Si je saute dans la chambre en ce moment, «il» s’enfuit ou par l’antichambre ou par la porte à droite qui donne sur le boudoir. Par là, traversant le salon, il arrive à la galerie et je le perds. Or, je le tiens; encore cinq minutes, et je le tiens, mieux que si je l’avais dans une cage… Qu’est-ce qu’il fait là, solitaire, dans la chambre de Mlle Stangerson? Qu’écrit-il? À qui écrit-il?… Descente. L’échelle par terre. Le père Jacques me suit. Rentrons au château. J’envoie le père Jacques éveiller M. Stangerson. Il doit m’attendre chez M. Stangerson, et ne lui rien dire de précis avant mon arrivée. Moi, je vais aller éveiller Frédéric Larsan. Gros ennui pour moi. J’aurais voulu travailler seul et avoir toute l’aubaine de l’affaire, au nez de Larsan endormi. Mais le père Jacques et M. Stangerson sont des vieillards et moi, je ne suis peut-être pas assez développé. Je manquerais peut-être de force… Larsan, lui, a l’habitude de l’homme que l’on terrasse, que l’on jette par terre, que l’on relève, menottes aux poignets. Larsan m’ouvre, ahuri, les yeux gonflés de sommeil, prêt à m’envoyer promener, ne croyant nullement à mes imaginations de petit reporter. Il faut que je lui affirme que «l’homme est là!»

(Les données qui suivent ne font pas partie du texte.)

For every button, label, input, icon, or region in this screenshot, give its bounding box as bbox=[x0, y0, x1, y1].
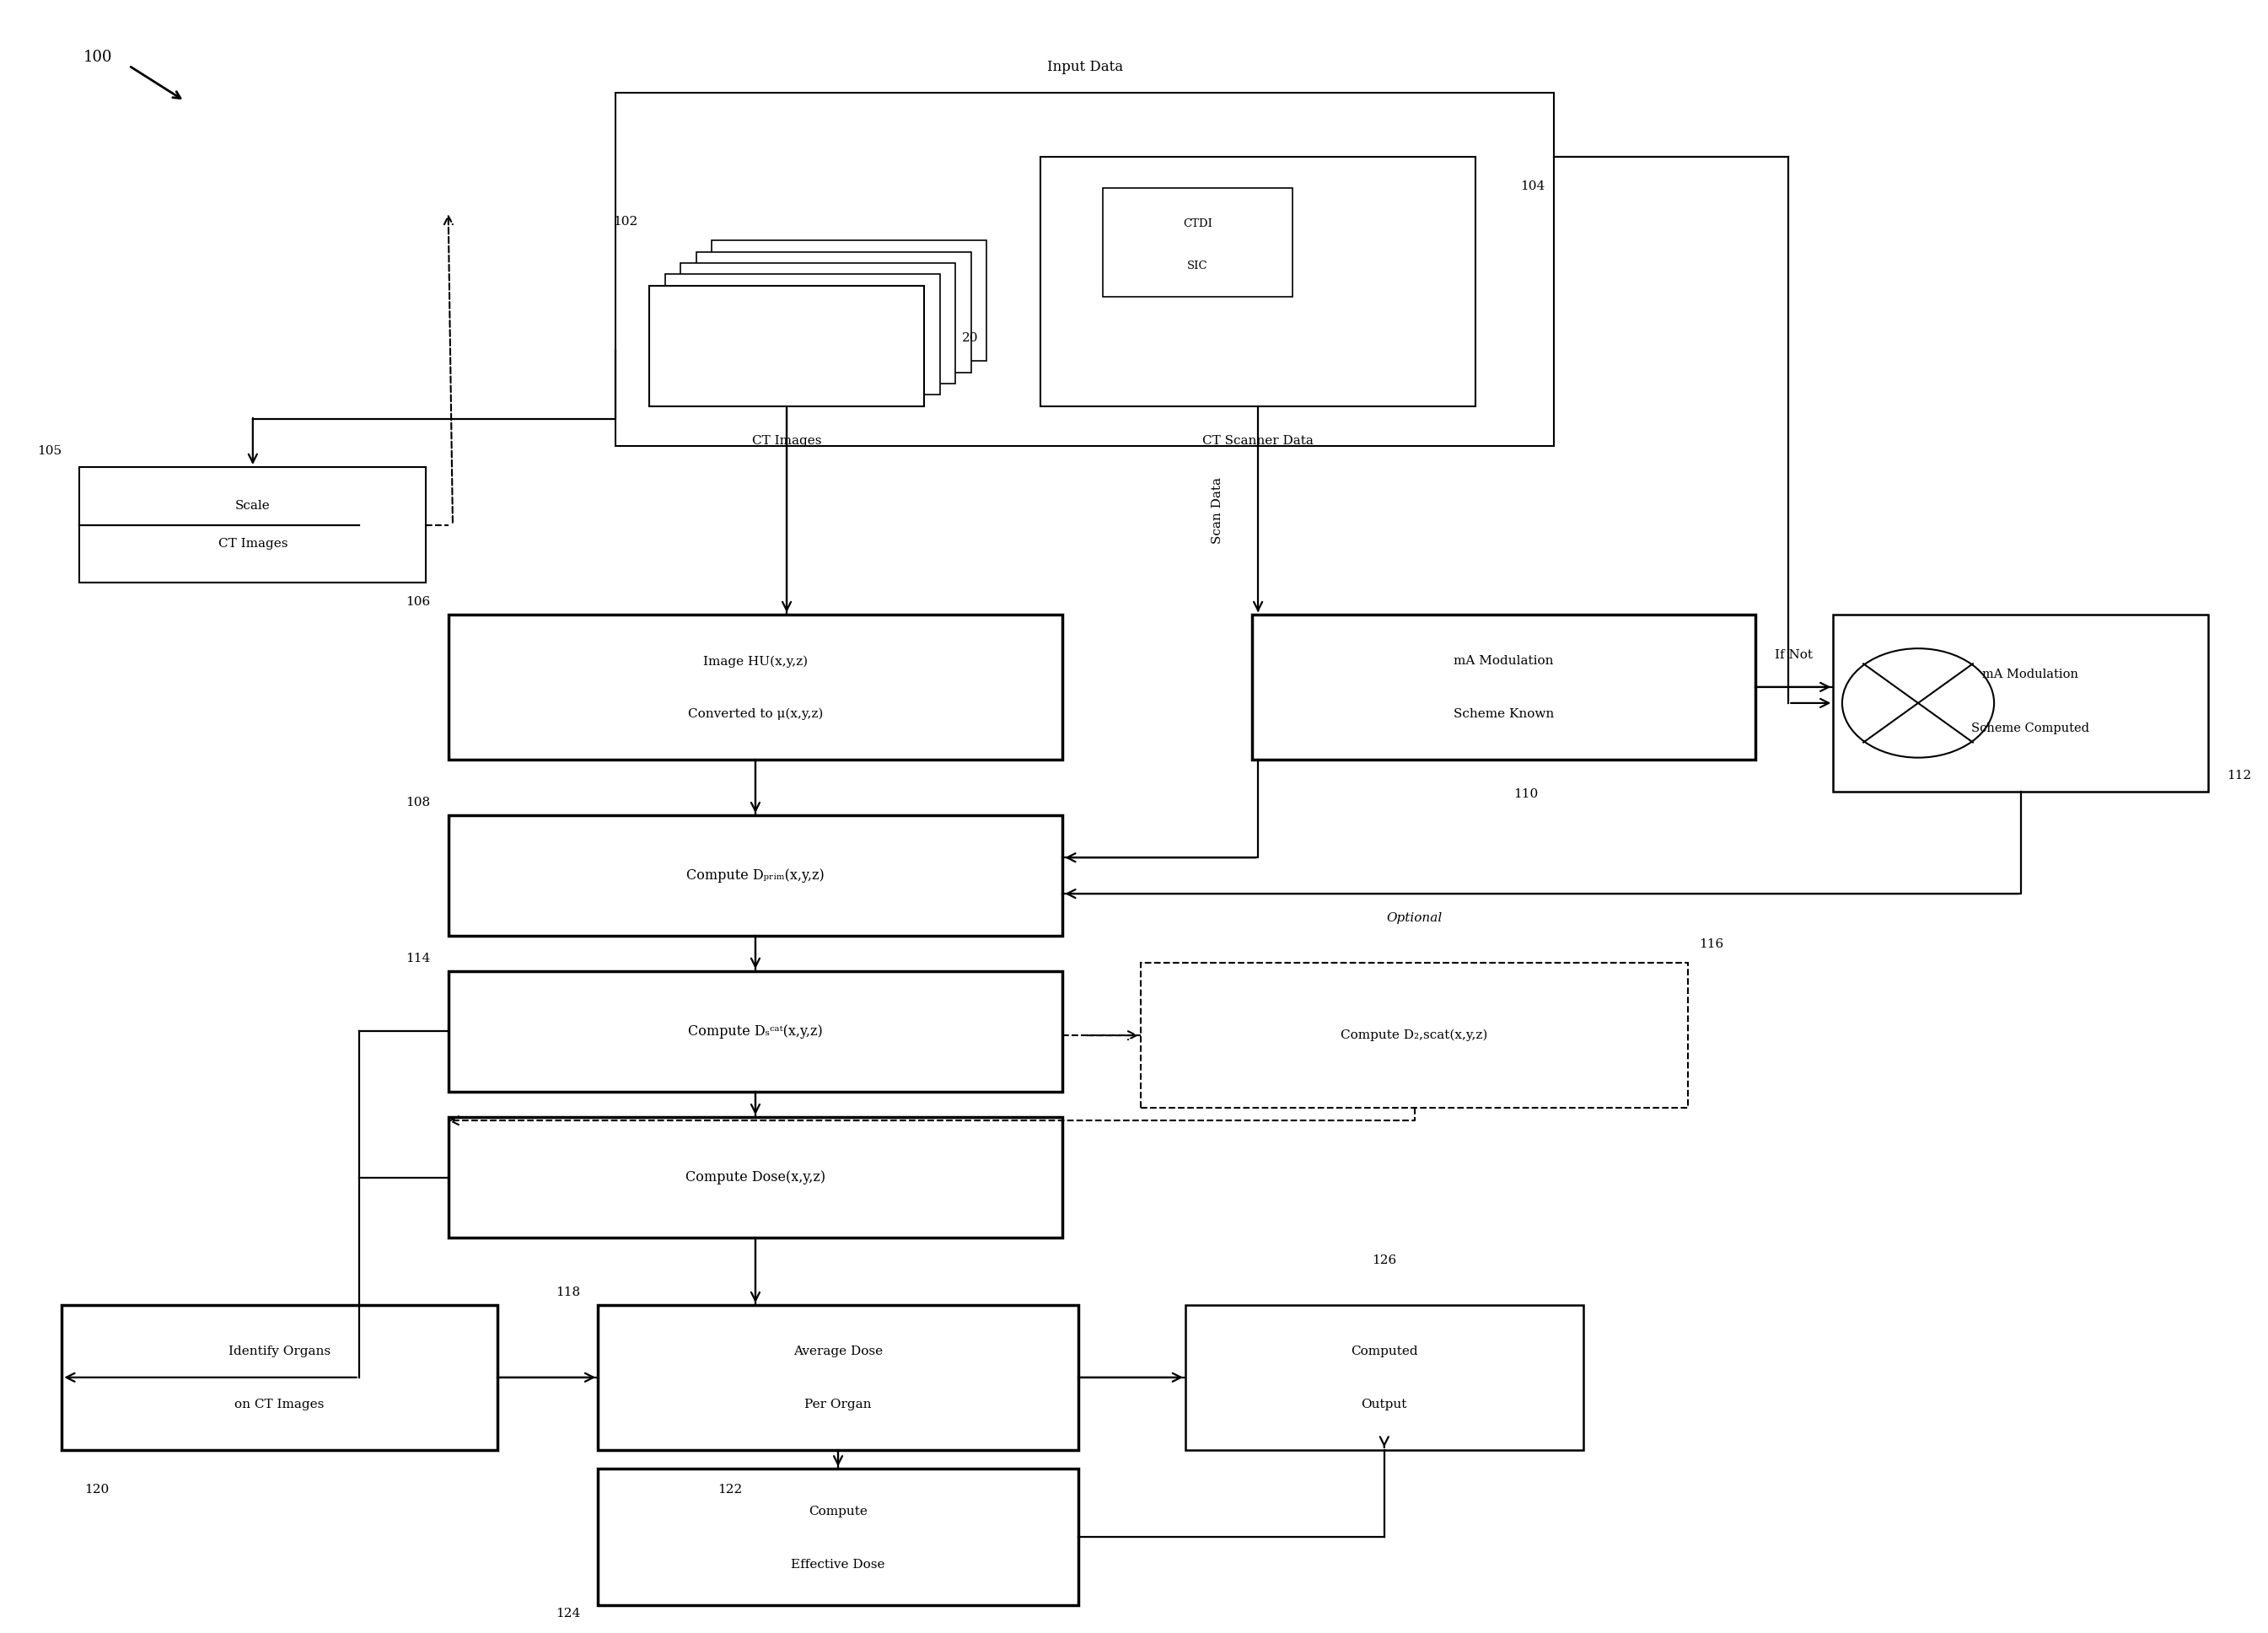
Polygon shape bbox=[599, 1305, 1077, 1450]
Polygon shape bbox=[649, 286, 923, 407]
Text: 108: 108 bbox=[406, 797, 431, 808]
Text: 118: 118 bbox=[556, 1287, 581, 1298]
Text: 100: 100 bbox=[84, 51, 111, 65]
Text: 114: 114 bbox=[406, 952, 431, 963]
Text: Scheme Computed: Scheme Computed bbox=[1971, 723, 2089, 735]
Text: 105: 105 bbox=[36, 446, 61, 457]
Text: Scan Data: Scan Data bbox=[1211, 477, 1225, 544]
Text: CTDI: CTDI bbox=[1184, 219, 1213, 229]
Text: Compute Dose(x,y,z): Compute Dose(x,y,z) bbox=[685, 1171, 826, 1184]
Text: Scale: Scale bbox=[236, 500, 270, 511]
Text: 116: 116 bbox=[1699, 937, 1724, 950]
Text: CT Images: CT Images bbox=[218, 539, 288, 550]
Polygon shape bbox=[1141, 963, 1687, 1107]
Text: Effective Dose: Effective Dose bbox=[792, 1558, 885, 1571]
Text: 110: 110 bbox=[1513, 789, 1538, 800]
Text: Compute: Compute bbox=[810, 1506, 869, 1517]
Text: 102: 102 bbox=[612, 216, 637, 227]
Polygon shape bbox=[599, 1470, 1077, 1605]
Text: Optional: Optional bbox=[1386, 913, 1442, 924]
Text: Image HU(x,y,z): Image HU(x,y,z) bbox=[703, 655, 807, 668]
Text: Compute Dₛᶜᵃᵗ(x,y,z): Compute Dₛᶜᵃᵗ(x,y,z) bbox=[687, 1024, 823, 1039]
Text: Average Dose: Average Dose bbox=[794, 1346, 882, 1357]
Polygon shape bbox=[680, 263, 955, 384]
Text: Compute D₂,scat(x,y,z): Compute D₂,scat(x,y,z) bbox=[1340, 1029, 1488, 1042]
Polygon shape bbox=[61, 1305, 497, 1450]
Text: 124: 124 bbox=[556, 1607, 581, 1620]
Polygon shape bbox=[696, 251, 971, 372]
Text: Input Data: Input Data bbox=[1048, 60, 1123, 75]
Text: mA Modulation: mA Modulation bbox=[1982, 668, 2077, 679]
Text: 126: 126 bbox=[1372, 1254, 1397, 1266]
Polygon shape bbox=[79, 467, 426, 583]
Text: 112: 112 bbox=[2227, 769, 2252, 781]
Polygon shape bbox=[449, 815, 1064, 936]
Polygon shape bbox=[1252, 614, 1755, 759]
Polygon shape bbox=[712, 240, 987, 361]
Polygon shape bbox=[1833, 614, 2209, 792]
Text: mA Modulation: mA Modulation bbox=[1454, 655, 1554, 668]
Text: 120: 120 bbox=[84, 1484, 109, 1496]
Text: Compute Dₚᵣᵢₘ(x,y,z): Compute Dₚᵣᵢₘ(x,y,z) bbox=[687, 869, 826, 883]
Text: CT Scanner Data: CT Scanner Data bbox=[1202, 436, 1313, 447]
Polygon shape bbox=[665, 274, 939, 395]
Polygon shape bbox=[617, 93, 1554, 446]
Text: If Not: If Not bbox=[1776, 648, 1812, 661]
Polygon shape bbox=[449, 972, 1064, 1091]
Polygon shape bbox=[1041, 157, 1476, 407]
Text: 122: 122 bbox=[719, 1484, 742, 1496]
Polygon shape bbox=[1102, 188, 1293, 297]
Text: Converted to μ(x,y,z): Converted to μ(x,y,z) bbox=[687, 709, 823, 720]
Text: Per Organ: Per Organ bbox=[805, 1399, 871, 1411]
Text: Computed: Computed bbox=[1352, 1346, 1418, 1357]
Text: 20: 20 bbox=[962, 331, 978, 343]
Text: on CT Images: on CT Images bbox=[236, 1399, 324, 1411]
Text: 104: 104 bbox=[1520, 180, 1545, 193]
Text: 106: 106 bbox=[406, 596, 431, 607]
Text: Scheme Known: Scheme Known bbox=[1454, 709, 1554, 720]
Text: SIC: SIC bbox=[1188, 261, 1209, 271]
Polygon shape bbox=[449, 1117, 1064, 1238]
Polygon shape bbox=[449, 614, 1064, 759]
Text: CT Images: CT Images bbox=[753, 436, 821, 447]
Text: Output: Output bbox=[1361, 1399, 1406, 1411]
Text: Identify Organs: Identify Organs bbox=[229, 1346, 331, 1357]
Polygon shape bbox=[1186, 1305, 1583, 1450]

«C’est bizarre, dit-il, je croyais l’avoir quitté cet après-midi, à Paris!»
Il se vêt hâtivement et s’arme d’un revolver. Nous nous glissons dans la galerie.
Larsan me demande:
«Où est-il?
– Dans la chambre de Mlle Stangerson.
– Et Mlle Stangerson?
– Elle n’est pas dans sa chambre!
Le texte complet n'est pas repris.